Aggredirono un compaesano e si ferirono tra loro, condannati
La vittima era stata accerchiata e ferita a colpi di caraffa e con un coltello
Sindia Si è concluso con tre condanne il processo per l’aggressione di un compaesano avvenuta nel maggio 2022 a Sindia. La giudice monocratica del tribunale di Oristano, Francesca Falchi, ha messo la parola fine a una vicenda segnata da una sproporzionata azione di forza: un uomo accerchiato e colpito da altri tre con caraffe e coltelli, in un assalto così confuso da trasformarsi in un clamoroso incidente di “fuoco amico”.

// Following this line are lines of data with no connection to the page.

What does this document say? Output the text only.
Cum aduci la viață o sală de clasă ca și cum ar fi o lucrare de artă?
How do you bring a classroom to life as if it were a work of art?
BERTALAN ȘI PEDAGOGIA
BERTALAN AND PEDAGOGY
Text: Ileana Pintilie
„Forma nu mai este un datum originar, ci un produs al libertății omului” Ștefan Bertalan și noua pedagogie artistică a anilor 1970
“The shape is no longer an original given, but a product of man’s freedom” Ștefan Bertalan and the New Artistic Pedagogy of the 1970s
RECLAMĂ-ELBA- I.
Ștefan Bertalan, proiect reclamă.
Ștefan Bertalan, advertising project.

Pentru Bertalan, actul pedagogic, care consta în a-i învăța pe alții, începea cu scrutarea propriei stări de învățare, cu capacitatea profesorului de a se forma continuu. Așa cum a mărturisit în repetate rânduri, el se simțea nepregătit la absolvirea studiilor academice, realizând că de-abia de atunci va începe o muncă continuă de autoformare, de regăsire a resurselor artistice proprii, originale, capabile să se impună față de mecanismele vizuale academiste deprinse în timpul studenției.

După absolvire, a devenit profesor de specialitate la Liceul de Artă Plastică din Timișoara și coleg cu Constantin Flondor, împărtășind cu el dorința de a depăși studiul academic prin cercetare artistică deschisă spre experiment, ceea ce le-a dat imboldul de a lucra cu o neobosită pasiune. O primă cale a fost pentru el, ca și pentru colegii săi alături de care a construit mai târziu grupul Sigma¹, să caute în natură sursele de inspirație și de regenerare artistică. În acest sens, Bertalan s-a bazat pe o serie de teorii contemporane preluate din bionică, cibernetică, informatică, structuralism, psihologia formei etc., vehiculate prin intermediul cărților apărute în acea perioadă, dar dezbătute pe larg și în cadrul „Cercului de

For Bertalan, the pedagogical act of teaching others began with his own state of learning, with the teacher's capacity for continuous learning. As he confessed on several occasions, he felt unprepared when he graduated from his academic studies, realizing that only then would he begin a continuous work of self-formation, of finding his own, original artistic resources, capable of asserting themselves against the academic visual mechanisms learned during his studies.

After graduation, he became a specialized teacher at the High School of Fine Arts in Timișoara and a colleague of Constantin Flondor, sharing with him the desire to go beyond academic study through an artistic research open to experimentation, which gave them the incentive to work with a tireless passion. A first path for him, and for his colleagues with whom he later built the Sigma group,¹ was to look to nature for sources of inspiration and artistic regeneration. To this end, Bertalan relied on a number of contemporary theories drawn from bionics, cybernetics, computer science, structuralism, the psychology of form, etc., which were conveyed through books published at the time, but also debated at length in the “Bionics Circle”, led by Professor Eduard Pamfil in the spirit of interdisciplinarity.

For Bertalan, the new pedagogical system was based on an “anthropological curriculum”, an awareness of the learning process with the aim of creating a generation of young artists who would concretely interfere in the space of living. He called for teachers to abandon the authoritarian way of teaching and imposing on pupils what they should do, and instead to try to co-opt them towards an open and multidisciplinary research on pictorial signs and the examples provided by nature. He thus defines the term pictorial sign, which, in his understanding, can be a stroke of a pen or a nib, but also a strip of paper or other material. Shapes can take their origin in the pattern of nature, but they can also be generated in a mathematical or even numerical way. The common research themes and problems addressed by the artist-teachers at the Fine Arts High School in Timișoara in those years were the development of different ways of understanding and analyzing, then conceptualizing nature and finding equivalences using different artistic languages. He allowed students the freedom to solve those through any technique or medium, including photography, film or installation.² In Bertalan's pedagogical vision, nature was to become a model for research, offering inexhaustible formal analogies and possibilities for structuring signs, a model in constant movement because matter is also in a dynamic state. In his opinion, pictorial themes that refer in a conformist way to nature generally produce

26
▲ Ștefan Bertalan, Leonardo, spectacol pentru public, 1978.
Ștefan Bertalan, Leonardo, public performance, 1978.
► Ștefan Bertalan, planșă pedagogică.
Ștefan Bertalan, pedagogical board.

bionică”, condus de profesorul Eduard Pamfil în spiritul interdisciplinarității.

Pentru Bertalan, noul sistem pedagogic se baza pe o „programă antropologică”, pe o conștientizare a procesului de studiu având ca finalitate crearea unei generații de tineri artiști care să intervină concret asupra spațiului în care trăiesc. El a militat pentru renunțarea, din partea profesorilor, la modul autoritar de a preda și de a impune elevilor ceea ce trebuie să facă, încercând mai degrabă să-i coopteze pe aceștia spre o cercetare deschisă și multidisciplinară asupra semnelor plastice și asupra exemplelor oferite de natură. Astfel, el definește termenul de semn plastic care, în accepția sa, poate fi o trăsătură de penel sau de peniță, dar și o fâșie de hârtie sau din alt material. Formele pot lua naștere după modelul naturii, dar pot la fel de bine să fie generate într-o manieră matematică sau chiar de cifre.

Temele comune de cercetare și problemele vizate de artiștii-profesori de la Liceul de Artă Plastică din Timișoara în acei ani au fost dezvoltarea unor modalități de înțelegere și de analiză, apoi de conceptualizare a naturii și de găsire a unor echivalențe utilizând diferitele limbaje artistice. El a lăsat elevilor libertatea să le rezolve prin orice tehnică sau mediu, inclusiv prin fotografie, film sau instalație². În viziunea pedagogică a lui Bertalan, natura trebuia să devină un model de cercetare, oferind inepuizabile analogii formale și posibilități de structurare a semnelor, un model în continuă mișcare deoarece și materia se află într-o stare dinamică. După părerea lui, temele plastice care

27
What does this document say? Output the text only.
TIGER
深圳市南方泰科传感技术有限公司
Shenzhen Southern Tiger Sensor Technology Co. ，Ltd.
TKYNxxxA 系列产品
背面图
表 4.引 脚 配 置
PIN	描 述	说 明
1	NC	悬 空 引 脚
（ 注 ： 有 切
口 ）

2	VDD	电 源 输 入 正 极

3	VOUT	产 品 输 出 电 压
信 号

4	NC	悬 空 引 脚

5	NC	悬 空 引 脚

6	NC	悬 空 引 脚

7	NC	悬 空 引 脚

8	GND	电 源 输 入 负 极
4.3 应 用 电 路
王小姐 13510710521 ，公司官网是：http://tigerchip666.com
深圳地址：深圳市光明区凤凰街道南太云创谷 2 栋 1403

Il verdetto letto in aula ha stabilito una pena di 15 mesi di reclusione per Roberto Pinna, la figura centrale, secondo l’impianto accusatorio. Per lui la giudice ha disposto l’assoluzione dall’accusa di lesioni aggravate per uno dei capi d'imputazione, confermando, tuttavia, la responsabilità per gli altri episodi contestati, tra cui il porto ingiustificato di un coltello. Per gli altri due coimputati, Maurizio Daga e Andrea Demetrio Daga, la condanna è stata fissata a 11 mesi ciascuno.
La strategia difensiva, curata dagli avvocati Luciano Rubattu per Pinna e Agostinangelo Marras per i due Daga, ha puntato a ridimensionare la portata delle accuse e la sussistenza di alcune aggravanti, ottenendo per il principale imputato l'esclusione di uno dei profili di gravità inizialmente contestati dal pubblico ministero Andrea Chelo. La ricostruzione dei fatti emersa durante il dibattimento ha messo in luce una dinamica singolare, dove la superiorità numerica degli imputati non ha impedito un grottesco errore tecnico.
Secondo quanto accertato, l'azione contro la vittima, sarebbe avvenuta in via Giovanni Maria Chessa: prima l'utilizzo di una caraffa di birra come strumento contundente, poi una violenta colluttazione fisica. È in questo frangente che si è verificato l'evento più anomalo: Roberto Pinna, nel tentativo di colpire il compaesano con un coltello, ha finito per ferire accidentalmente al braccio il suo stesso compagno, Maurizio Daga, provocandogli lesioni giudicate guaribili in 18 giorni. Una prognosi paradossalmente più lunga di quella riportata dalla vittima, che era di 15 giorni. Il sangue versato in strada, dunque, non era stato solo quello del bersaglio dell’azione aggressiva, ma anche quello di uno dei membri del gruppo, colpito per errore dalla furia del suo alleato. Con molta probabilità i legali dei tre impugneranno in appello la sentenza. Decisione che però avverrà unicamente dopo che si conosceranno le motivazioni delle tre condanne.